4. "social networking" and sites and (popular or cool or busy or busiest) = 979 results. Looking at the first few results look promising.
a. Social networkers reach out more with cellphones; As sites like MySpace go mobile, services look for ways to cash in. USA TODAY, November 14, 2007 Wednesday, MONEY; Pg. 7A, 1783 words, Edward C. Baig.
b. Because this is just how big it's become.... The Western Mail, December 20, 2007, Thursday, NEWS; Pg. 11, 443 words, Emma Rowley
c. First friend; Meet Tom. He's extremely wealthy and, if you're under 30, you probably know him very, very well. The Toronto Sun, December 17, 2006 Sunday, NEWS; Pg. 6, 925 words, BY MICHELE MANDEL
d. Social networking, now in your pocket; Online services like MySpace are making the leap from computers to cellphones.
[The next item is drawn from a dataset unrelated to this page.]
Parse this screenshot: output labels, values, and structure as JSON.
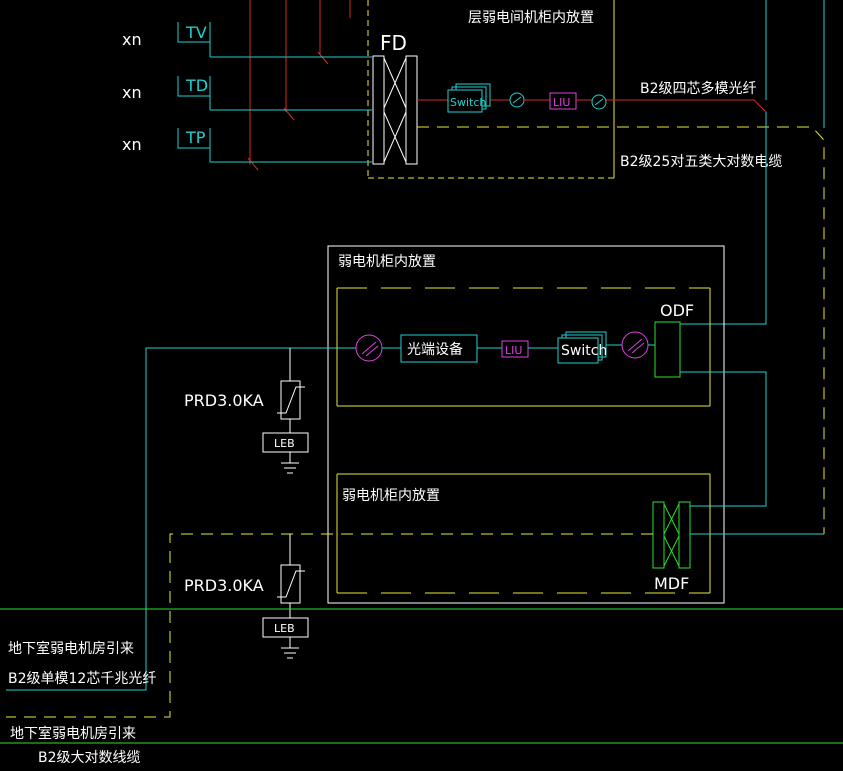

The International Herald Tribune, April 28, 2007 Saturday, FINANCE; Pg. 13, 1335 words, Brad Stone and Matt Richtel - The New York Times Media Group.
e. Big Media's Crush on Social Networking . The New York Times, January 21, 2007 Sunday, Section 3; Column 1; Money and Business/Financial Desk; MEDIA FRENZY; Pg. 3, 1189 words, By RICHARD SIKLOS

5 comments:

marry said...

Blogs are so informative where we get lots of information on any topic. Nice job keep it up!!